ニュースメディアの新しいビジネスモデル − スウェーデンから 4 <組織と広告>

セコイア・キャピタルのパートナー、マイケル・モリッツもその先鋭的なビジネスモデルで、世界中の新聞社の一歩先をいくことを認めたスウェーデンの大手日刊紙ダーゲンス・ニュヘテル。4回連載レポートの最終回。

存在意義のなくなったホワイトカラーに次の仕事を

スウェーデンのTRR (Trygghetsrådet 「安心のためのサポート機関」) は、民間企業がリストラを行う際、整理されてしまうホワイトカラーが次の仕事へとスムーズに移行できるよう支援する非営利の団体で、40年の歴史を持つ。

TRRの活動は、加入している3万5000社の雇用主が、従業員に支払う給与の0.3%に当たる額を積立てていくことで支えられている。

社会の動きと連動して、存続する意義のなくなった仕事をしている人にはやめてもらい、そのかわり次の時代で必要とされる分野で活躍してもらおう、という考え方がTRRの活動の根幹にある。

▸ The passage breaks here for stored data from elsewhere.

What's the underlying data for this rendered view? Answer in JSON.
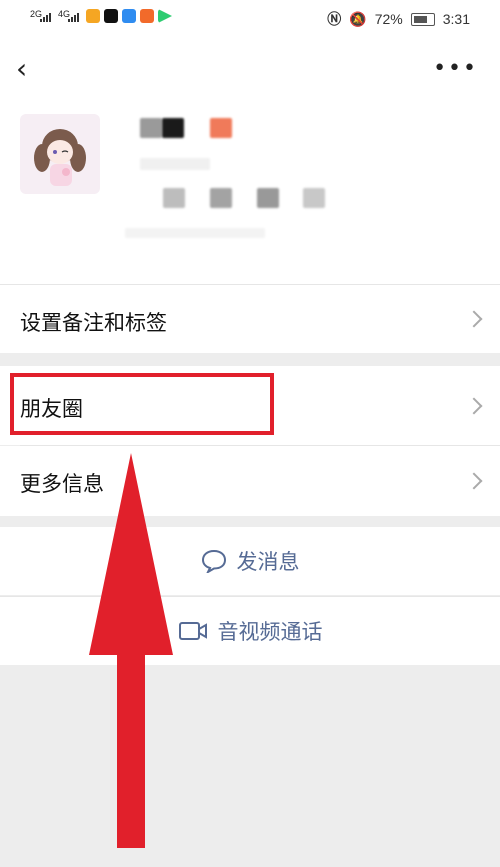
{
  "status_bar": {
    "sig1": "2G",
    "sig2": "4G",
    "battery": "72%",
    "time": "3:31"
  },
  "profile": {
    "avatar": "cartoon-girl-avatar"
  },
  "menu": {
    "remark_label": "设置备注和标签",
    "moments_label": "朋友圈",
    "more_info_label": "更多信息"
  },
  "actions": {
    "message_label": "发消息",
    "video_call_label": "音视频通话"
  },
  "colors": {
    "highlight": "#e1202b",
    "action_text": "#566b95",
    "arrow": "#e1202b"
  }
}
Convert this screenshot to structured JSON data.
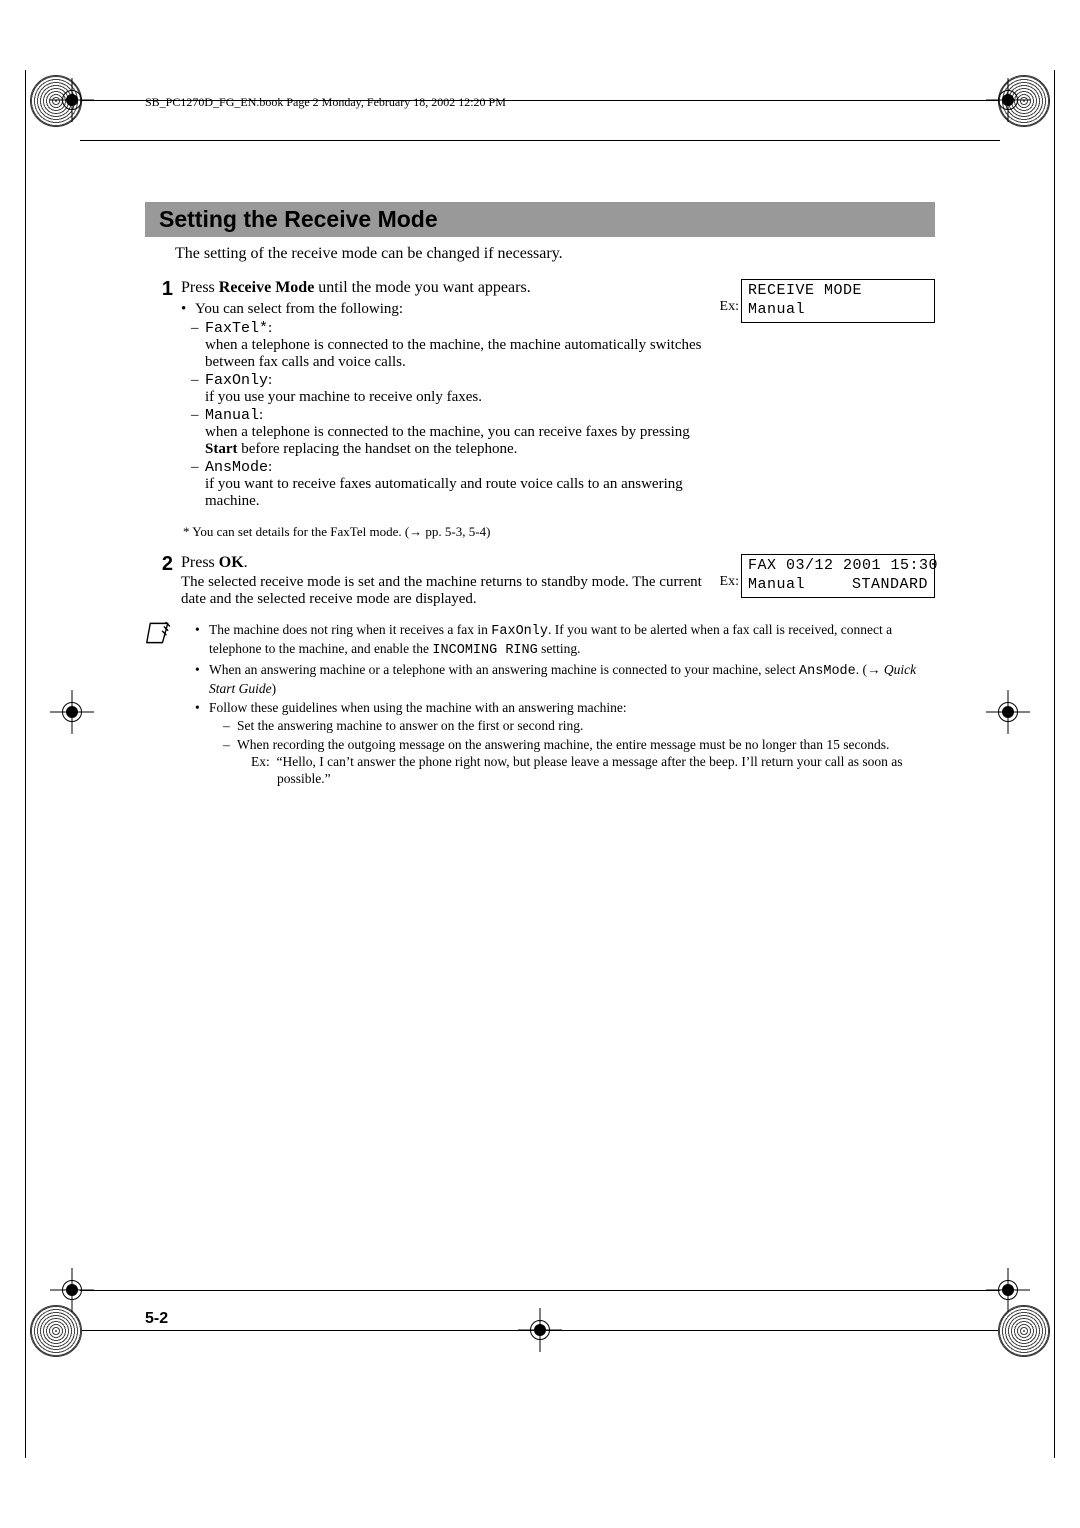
{
  "running_head": "SB_PC1270D_FG_EN.book  Page 2  Monday, February 18, 2002  12:20 PM",
  "heading": "Setting the Receive Mode",
  "intro": "The setting of the receive mode can be changed if necessary.",
  "step1": {
    "num": "1",
    "line_a": "Press ",
    "line_b": "Receive Mode",
    "line_c": " until the mode you want appears.",
    "bullet": "You can select from the following:",
    "modes": {
      "faxtel_label": "FaxTel*",
      "faxtel_desc": "when a telephone is connected to the machine, the machine automatically switches between fax calls and voice calls.",
      "faxonly_label": "FaxOnly",
      "faxonly_desc": "if you use your machine to receive only faxes.",
      "manual_label": "Manual",
      "manual_desc_a": "when a telephone is connected to the machine, you can receive faxes by pressing ",
      "manual_desc_b": "Start",
      "manual_desc_c": " before replacing the handset on the telephone.",
      "ansmode_label": "AnsMode",
      "ansmode_desc": "if you want to receive faxes automatically and route voice calls to an answering machine."
    },
    "footnote": "*   You can set details for the FaxTel mode. (→ pp. 5-3, 5-4)",
    "ex_label": "Ex:",
    "lcd_line1": "RECEIVE MODE",
    "lcd_line2": "Manual"
  },
  "step2": {
    "num": "2",
    "line_a": "Press ",
    "line_b": "OK",
    "line_c": ".",
    "body": "The selected receive mode is set and the machine returns to standby mode. The current date and the selected receive mode are displayed.",
    "ex_label": "Ex:",
    "lcd_line1": "FAX 03/12 2001 15:30",
    "lcd_line2_left": "Manual",
    "lcd_line2_right": "STANDARD"
  },
  "notes": {
    "n1_a": "The machine does not ring when it receives a fax in ",
    "n1_b": "FaxOnly",
    "n1_c": ". If you want to be alerted when a fax call is received, connect a telephone to the machine, and enable the ",
    "n1_d": "INCOMING RING",
    "n1_e": " setting.",
    "n2_a": "When an answering machine or a telephone with an answering machine is connected to your machine, select ",
    "n2_b": "AnsMode",
    "n2_c": ". (→ ",
    "n2_d": "Quick Start Guide",
    "n2_e": ")",
    "n3": "Follow these guidelines when using the machine with an answering machine:",
    "n3s1": "Set the answering machine to answer on the first or second ring.",
    "n3s2": "When recording the outgoing message on the answering machine, the entire message must be no longer than 15 seconds.",
    "n3ex_label": "Ex:",
    "n3ex_a": "“Hello, I can’t answer the phone right now, but please leave a message after the beep. I’ll return your call as soon as possible.”"
  },
  "page_num": "5-2"
}
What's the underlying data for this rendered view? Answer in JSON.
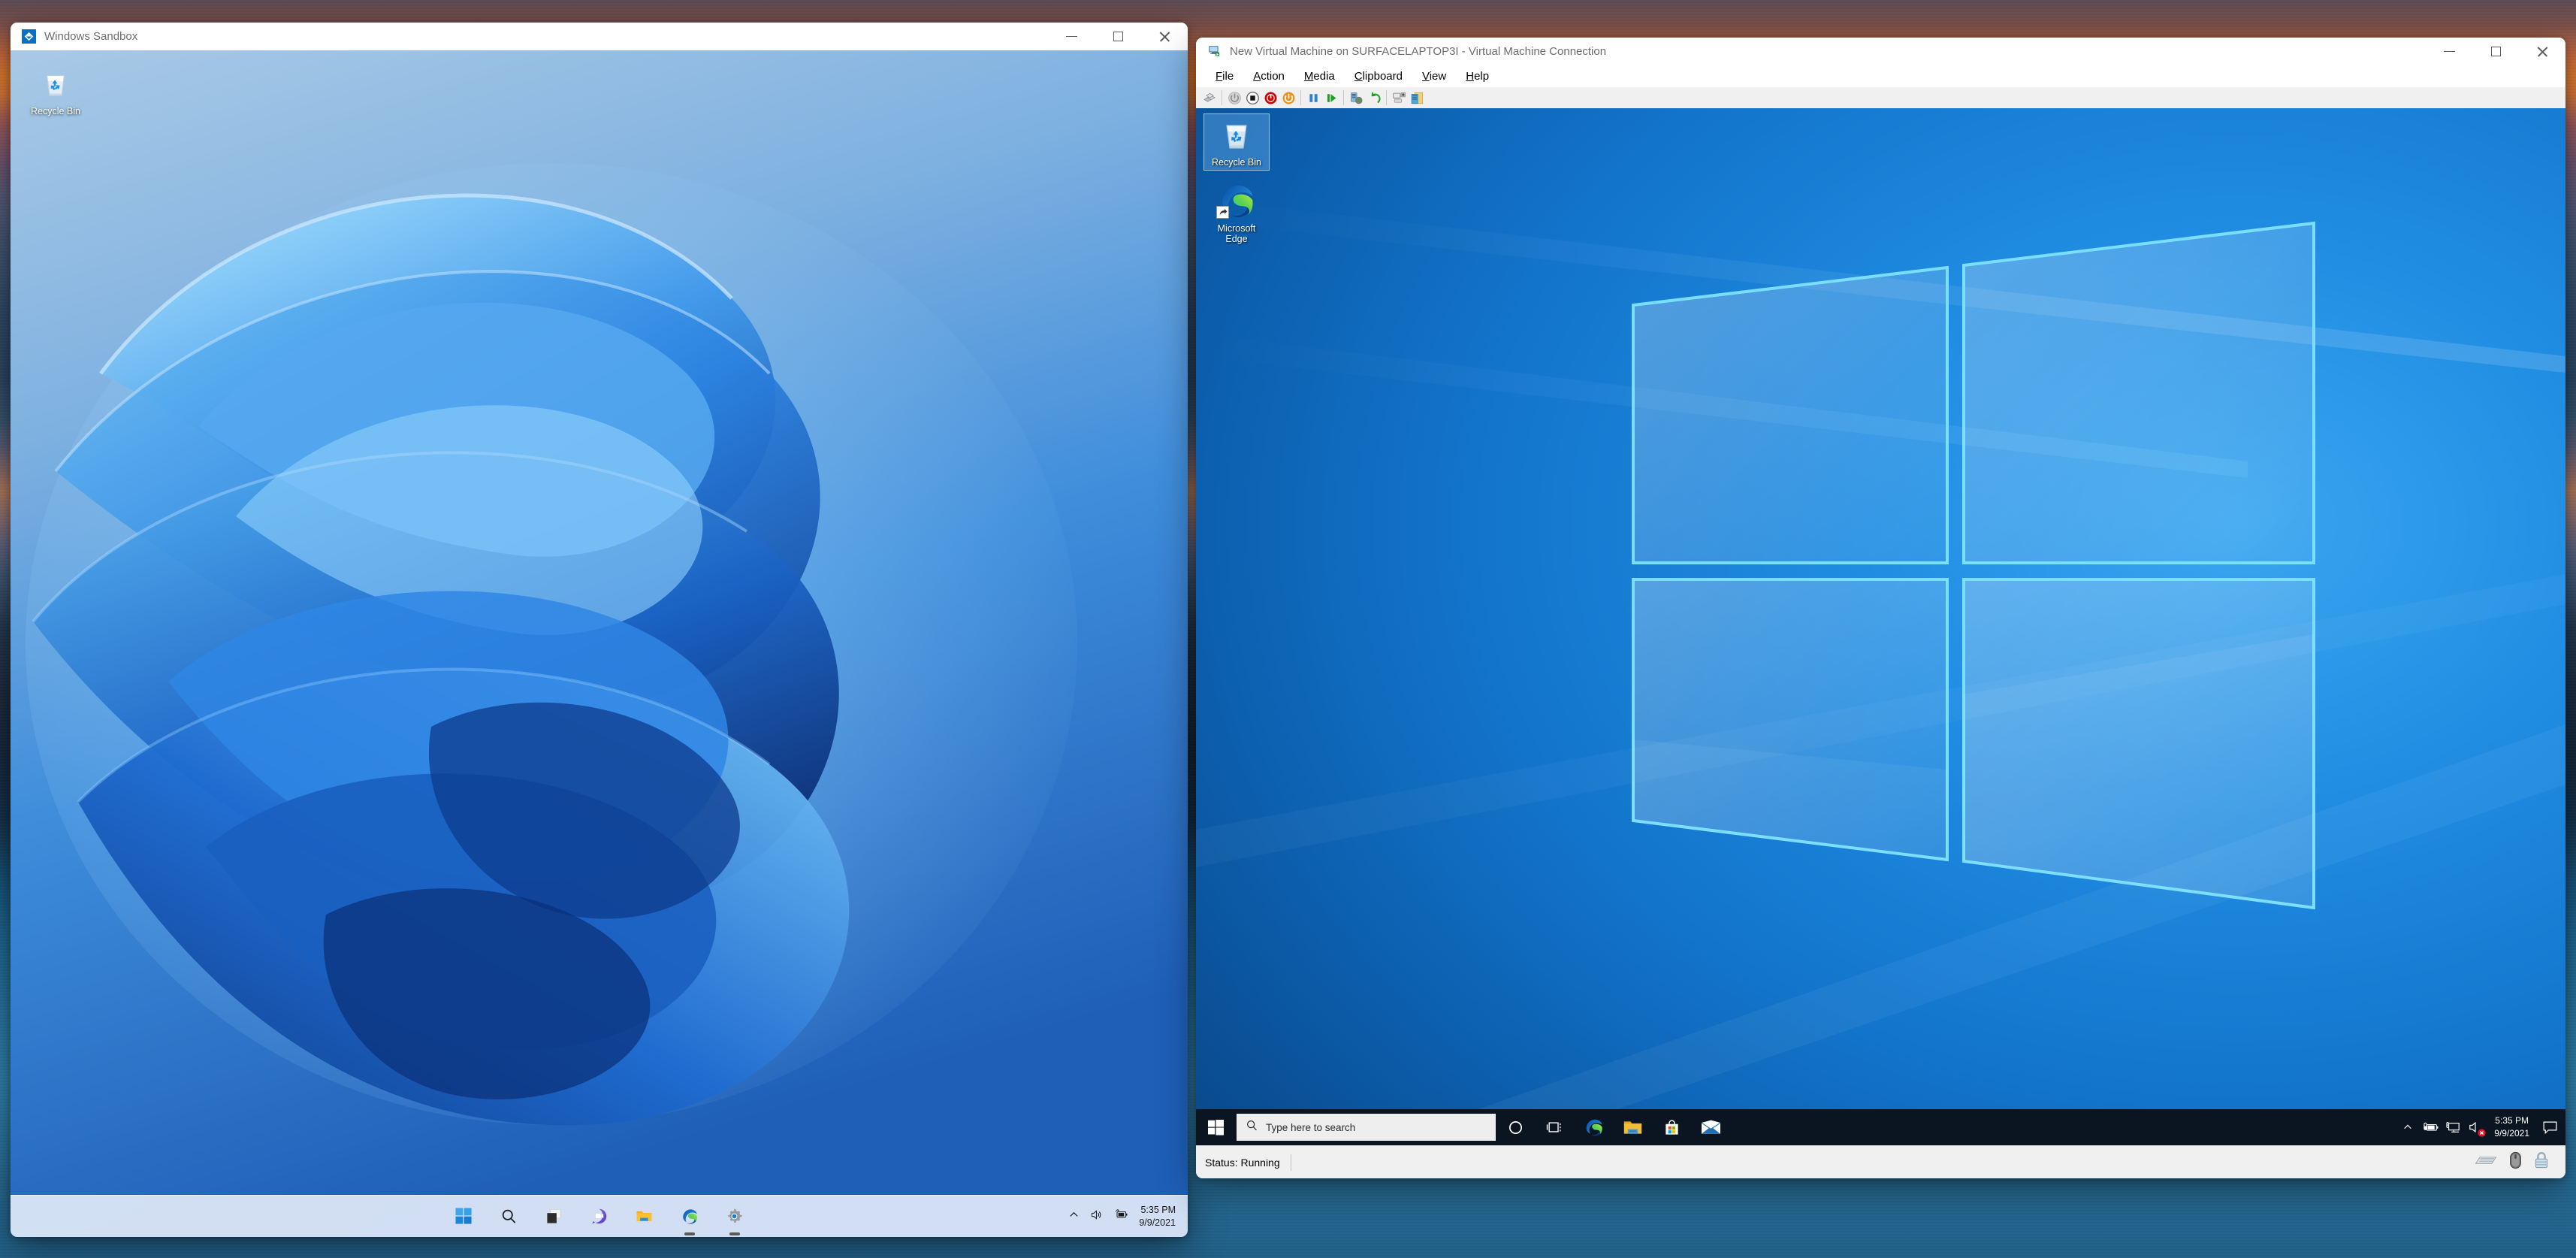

TRRに加入しているのは、一度に大量解雇の必要がでるような大企業が多いが(近年では私の住む街にあるソニーやアストラゼニカが大量解雇をした際に、TRRが活躍していた)、ダーゲンス・ニュヘテルの親会社であるスウェーデンを代表するメディアグループ、ボニエももちろん会員だ。

TRRのサイトでは彼らのサポートで人生の次の舞台へと進んだ人たちのインタビューを紹介しているが、そこには59歳でフリーのジャーナリストとして再スタートを切った、マルガレータ・ホルムクヴィストさんの話もあった。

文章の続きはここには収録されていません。